Question
Audit sample performing of the balance of revenue... giving materiality 500, 3,500 of revenue recorded. If the prior year audit noticed 3,300 to be fairly
Audit sample performing of the balance of revenue...
giving materiality 500, 3,500 of revenue recorded. If the prior year audit noticed 3,300 to be fairly stated; total of 15 exceptions in the prior year - 2 of A, 8 of C, 4 of D, 1 of G. Its been determined that the No of exceptions for each assertion was acceptable and below the tolerable exception rate.
A-a double-recorded transaction,
B-a sale with a non-existent customer
C-sale recorded at an incorrect selling price
D-sale recorded at an incorrect quantity
E-sale recorded in the wrong period
F-sale recorded at the wrong price and quantity
G-sale does not have a corresponding shipment
H-sales amount does not agree to recorded AR amount
- What are the assertions each type id error violates?
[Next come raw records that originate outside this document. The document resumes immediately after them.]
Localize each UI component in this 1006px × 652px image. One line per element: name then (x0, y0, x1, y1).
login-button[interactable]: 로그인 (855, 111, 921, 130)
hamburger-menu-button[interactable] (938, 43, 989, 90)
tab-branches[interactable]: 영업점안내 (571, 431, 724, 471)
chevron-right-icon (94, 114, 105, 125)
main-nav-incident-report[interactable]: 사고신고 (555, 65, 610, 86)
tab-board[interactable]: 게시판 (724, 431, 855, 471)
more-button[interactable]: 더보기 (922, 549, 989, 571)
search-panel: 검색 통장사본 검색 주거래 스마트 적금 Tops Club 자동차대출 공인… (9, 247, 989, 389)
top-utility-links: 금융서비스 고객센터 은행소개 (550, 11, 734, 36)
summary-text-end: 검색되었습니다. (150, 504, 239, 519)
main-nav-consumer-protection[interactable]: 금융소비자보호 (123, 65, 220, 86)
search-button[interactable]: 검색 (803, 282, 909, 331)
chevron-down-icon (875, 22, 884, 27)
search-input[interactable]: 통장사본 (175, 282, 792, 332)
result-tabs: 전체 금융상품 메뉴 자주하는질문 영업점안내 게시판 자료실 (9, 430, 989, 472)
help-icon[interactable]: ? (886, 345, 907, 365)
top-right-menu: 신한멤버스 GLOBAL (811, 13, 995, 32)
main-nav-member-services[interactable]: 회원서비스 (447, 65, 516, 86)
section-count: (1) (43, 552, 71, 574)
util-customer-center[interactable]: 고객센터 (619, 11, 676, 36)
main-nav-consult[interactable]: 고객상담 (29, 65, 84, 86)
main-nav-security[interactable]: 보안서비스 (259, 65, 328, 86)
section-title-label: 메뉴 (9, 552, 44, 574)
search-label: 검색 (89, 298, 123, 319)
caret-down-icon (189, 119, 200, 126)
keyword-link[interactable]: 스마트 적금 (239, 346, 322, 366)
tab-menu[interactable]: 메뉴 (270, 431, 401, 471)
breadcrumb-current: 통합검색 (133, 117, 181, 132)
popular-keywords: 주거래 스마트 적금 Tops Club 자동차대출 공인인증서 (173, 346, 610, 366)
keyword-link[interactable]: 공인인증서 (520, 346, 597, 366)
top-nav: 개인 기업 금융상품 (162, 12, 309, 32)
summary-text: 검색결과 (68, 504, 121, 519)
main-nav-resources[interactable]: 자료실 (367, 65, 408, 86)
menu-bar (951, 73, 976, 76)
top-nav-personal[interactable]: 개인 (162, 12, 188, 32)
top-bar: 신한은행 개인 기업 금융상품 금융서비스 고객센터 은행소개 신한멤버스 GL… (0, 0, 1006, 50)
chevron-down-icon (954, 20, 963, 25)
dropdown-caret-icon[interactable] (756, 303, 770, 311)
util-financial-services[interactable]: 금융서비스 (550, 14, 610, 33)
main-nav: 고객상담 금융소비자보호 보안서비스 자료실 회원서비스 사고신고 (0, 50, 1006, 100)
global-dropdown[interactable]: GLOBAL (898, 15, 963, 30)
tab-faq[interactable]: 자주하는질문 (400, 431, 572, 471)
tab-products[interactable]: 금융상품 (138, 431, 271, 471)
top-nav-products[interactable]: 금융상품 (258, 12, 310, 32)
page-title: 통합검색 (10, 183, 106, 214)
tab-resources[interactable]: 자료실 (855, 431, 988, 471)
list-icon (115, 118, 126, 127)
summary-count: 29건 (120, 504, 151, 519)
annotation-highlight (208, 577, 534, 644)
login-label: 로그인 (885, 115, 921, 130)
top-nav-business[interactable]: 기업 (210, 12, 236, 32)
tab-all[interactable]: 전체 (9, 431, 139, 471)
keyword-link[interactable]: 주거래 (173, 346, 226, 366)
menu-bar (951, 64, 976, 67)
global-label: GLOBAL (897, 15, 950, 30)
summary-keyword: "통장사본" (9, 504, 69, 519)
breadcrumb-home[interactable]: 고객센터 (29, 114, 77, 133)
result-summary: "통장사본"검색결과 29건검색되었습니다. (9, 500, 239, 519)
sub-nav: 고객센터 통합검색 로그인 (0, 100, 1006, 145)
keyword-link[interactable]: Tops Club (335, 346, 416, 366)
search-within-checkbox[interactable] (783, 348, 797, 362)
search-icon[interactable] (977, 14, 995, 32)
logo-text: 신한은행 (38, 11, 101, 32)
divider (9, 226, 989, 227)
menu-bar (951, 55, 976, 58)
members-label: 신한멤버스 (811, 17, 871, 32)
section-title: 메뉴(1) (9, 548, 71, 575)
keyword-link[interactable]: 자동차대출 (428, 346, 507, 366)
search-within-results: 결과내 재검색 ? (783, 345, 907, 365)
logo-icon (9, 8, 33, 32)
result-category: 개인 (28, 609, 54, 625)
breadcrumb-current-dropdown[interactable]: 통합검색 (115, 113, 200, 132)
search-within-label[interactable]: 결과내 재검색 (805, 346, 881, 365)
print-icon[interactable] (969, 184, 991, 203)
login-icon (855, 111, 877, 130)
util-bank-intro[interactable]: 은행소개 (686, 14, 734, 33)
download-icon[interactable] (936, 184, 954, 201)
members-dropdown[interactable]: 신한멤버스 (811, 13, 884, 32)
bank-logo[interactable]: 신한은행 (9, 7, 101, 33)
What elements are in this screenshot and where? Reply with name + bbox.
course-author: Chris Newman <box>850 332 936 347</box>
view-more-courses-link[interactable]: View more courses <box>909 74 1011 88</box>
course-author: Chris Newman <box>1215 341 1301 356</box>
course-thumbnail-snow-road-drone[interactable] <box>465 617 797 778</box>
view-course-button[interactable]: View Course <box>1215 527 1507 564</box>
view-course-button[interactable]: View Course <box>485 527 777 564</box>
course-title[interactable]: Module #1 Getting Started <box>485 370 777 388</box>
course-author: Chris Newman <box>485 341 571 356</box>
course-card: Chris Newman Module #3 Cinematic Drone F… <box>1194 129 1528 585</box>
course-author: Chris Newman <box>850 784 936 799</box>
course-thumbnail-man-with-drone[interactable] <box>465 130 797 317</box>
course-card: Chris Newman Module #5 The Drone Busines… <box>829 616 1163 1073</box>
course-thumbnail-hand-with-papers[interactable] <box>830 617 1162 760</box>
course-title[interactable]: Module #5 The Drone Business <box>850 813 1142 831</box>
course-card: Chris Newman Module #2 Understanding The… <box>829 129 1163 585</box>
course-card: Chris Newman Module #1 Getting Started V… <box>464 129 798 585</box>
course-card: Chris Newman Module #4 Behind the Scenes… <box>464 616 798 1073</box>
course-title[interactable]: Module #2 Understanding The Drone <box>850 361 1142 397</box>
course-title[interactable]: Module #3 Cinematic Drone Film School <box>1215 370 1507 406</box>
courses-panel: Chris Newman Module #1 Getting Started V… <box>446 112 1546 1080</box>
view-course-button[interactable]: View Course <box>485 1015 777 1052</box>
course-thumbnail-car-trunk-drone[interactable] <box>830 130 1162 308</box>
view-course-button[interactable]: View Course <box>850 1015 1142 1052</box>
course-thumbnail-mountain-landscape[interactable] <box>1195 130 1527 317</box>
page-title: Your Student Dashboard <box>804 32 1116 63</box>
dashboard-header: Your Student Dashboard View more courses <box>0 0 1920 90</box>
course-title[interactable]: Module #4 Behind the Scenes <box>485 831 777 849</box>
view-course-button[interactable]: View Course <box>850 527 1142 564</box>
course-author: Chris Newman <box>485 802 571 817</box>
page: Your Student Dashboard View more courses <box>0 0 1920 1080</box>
- During sample planning stage what would be determined as audit objective?
- What population and sampling unit should be defined (not sure, "population of sales invoices in the sales journal"?)
- What is the attribute and assertion I should test for and what would constitute and exception?
- How can I set TER and ARO and how can I determine how many exceptions can occur before i can conclude the account misstated? Should I set different TER for different assertions?
- What in this case would be EPER ? and like with TER do i have different deviation rates for different assertions/attributes?